Mike Fritz, director of the Office of Technology Management at the Urbana campus, which works closely with IllinoisVENTURES, agreed that technology development at Illinois is thriving.
"Our volume continues to increase substantially, quarter by quarter, month by month. We've got six or seven weeks left in this fiscal year, and this will be the most active fiscal year in technology commercialization that we've ever had," Fritz said. "As of last week, our disclosures have already exceeded last fiscal year's, and we still have most of May and all of June to go – and those are usually very heavy disclosure months. We've already licensed twice as many startup companies this fiscal year as we did all of last year."
OTM evaluates technology disclosures and helps determine if the technology lends itself to spawning a startup company or if it would be better served by being licensed to an existing organization. If a startup company is feasible, OTM refers the inventor and technology to IllinoisVENTURES, which provides guidance and coordinates resources to get the company off the ground.
This "seamless system of resources at the University of Illinois is very sophisticated," Fritz said, and is comparable to the level of service provided by peer institutions like Stanford and MIT that have well-developed, successful technology commercialization programs that have been in place far longer than Illinois' program.
IllinoisVENTURES' proposed budget for the coming fiscal year, which begins July 1, is more than $4.1 million, more than double the $1.8 million budget it had for FY04.

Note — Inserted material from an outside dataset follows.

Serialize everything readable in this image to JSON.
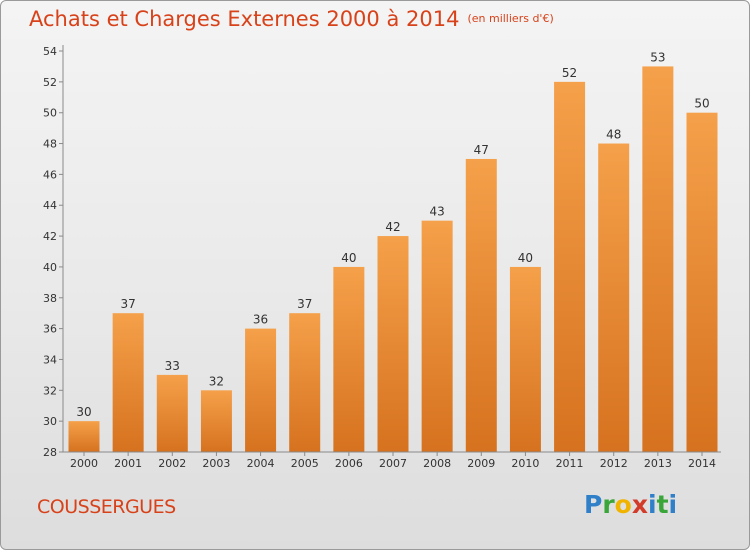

IllinoisVENTURES, which has offices at the Chicago and Urbana-Champaign campuses, also recently established a new headquarters on North Wacker Drive in downtown Chicago.

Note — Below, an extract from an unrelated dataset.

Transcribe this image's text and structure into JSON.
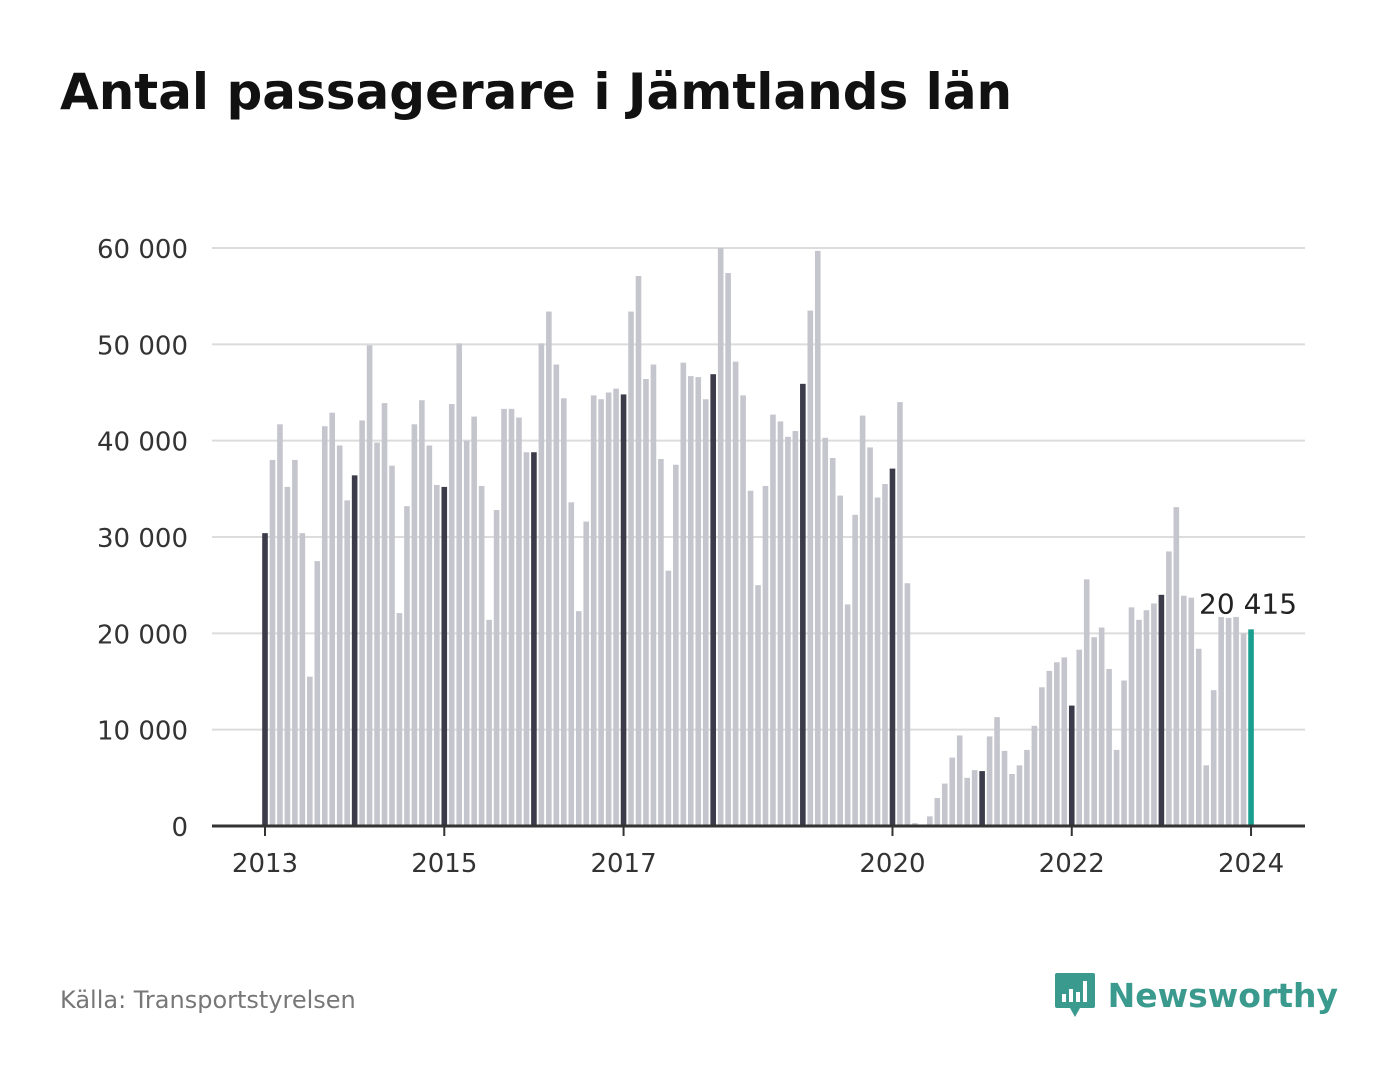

Another startup company that has been working with IllinoisVENTURES and OTM for about a year is Renew Power, which is building a micro-fuel cell powered by formic acid – technology that was developed by Richard Masel, professor of chemical and biomolecular engineering.
"We have what you might call a demonstrator – a fuel cell integrated into a cell phone and it can basically power up the phone and we can talk on it," said Malcolm Man, director of product development.

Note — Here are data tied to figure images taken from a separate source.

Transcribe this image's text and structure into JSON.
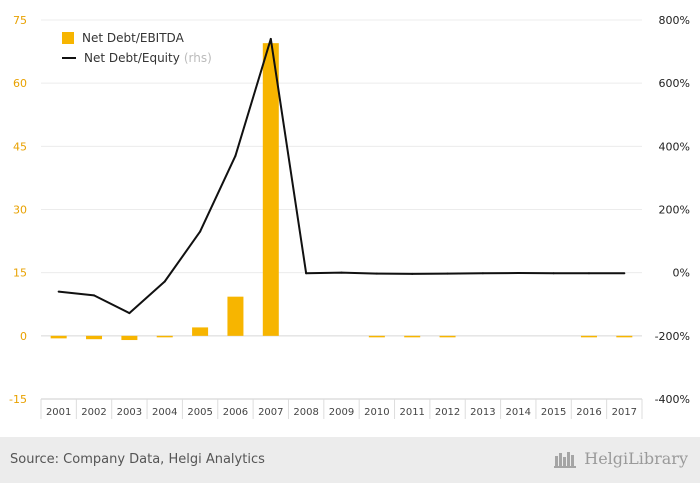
{
  "chart_data": {
    "type": "bar",
    "categories": [
      "2001",
      "2002",
      "2003",
      "2004",
      "2005",
      "2006",
      "2007",
      "2008",
      "2009",
      "2010",
      "2011",
      "2012",
      "2013",
      "2014",
      "2015",
      "2016",
      "2017"
    ],
    "series": [
      {
        "name": "Net Debt/EBITDA",
        "type": "bar",
        "axis": "left",
        "color": "#f7b500",
        "values": [
          -0.6,
          -0.8,
          -1.0,
          -0.3,
          2.0,
          9.3,
          69.5,
          null,
          null,
          -0.2,
          -0.3,
          -0.3,
          null,
          null,
          null,
          -0.2,
          -0.2
        ]
      },
      {
        "name": "Net Debt/Equity",
        "suffix": "(rhs)",
        "type": "line",
        "axis": "right",
        "color": "#111111",
        "values": [
          -60,
          -72,
          -128,
          -28,
          130,
          370,
          740,
          -2,
          0,
          -3,
          -4,
          -3,
          -2,
          -1,
          -2,
          -2,
          -2
        ]
      }
    ],
    "y_left": {
      "ticks": [
        -15,
        0,
        15,
        30,
        45,
        60,
        75
      ],
      "range": [
        -15,
        75
      ],
      "negative_tick_color": "#e8a100"
    },
    "y_right": {
      "ticks": [
        "-400%",
        "-200%",
        "0%",
        "200%",
        "400%",
        "600%",
        "800%"
      ],
      "tick_values": [
        -400,
        -200,
        0,
        200,
        400,
        600,
        800
      ],
      "range": [
        -400,
        800
      ]
    },
    "grid": true,
    "legend_position": "top-left"
  },
  "footer": {
    "source": "Source: Company Data, Helgi Analytics",
    "brand": "HelgiLibrary"
  }
}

The prototype is equivalent in size and power to a lithium-ion battery, but the company hopes to at least double the amount of power the cell generates and have commercial samples ready for niche markets in late-December 2005.
The company also is wrapping up a six-month project for the Department of Defense under a $98,000 grant from the Defense Advance Research Projects Agency, the research and development organization for the U.S. military. Although DARPA has not disclosed the intended use of the prospective energy source, the agency has suggested that it might be used for powering ground-target or surveillance sensors.
Renew Power, which sealed a deal for licensing the technology with the university and for funding from IlllioisVENTURES in August 2003, has grown to seven employees at its quarters in Enterprise Works and will probably move out of the technology incubator by the end of 2004, Man said.
"We're very amazed with the university, OTM and IllinoisVENTURES, and the speed that they were able to process the paperwork and licensing was incredible," Man said. "We're very happy with this relationship, and anything that they can help us with (we) just ask."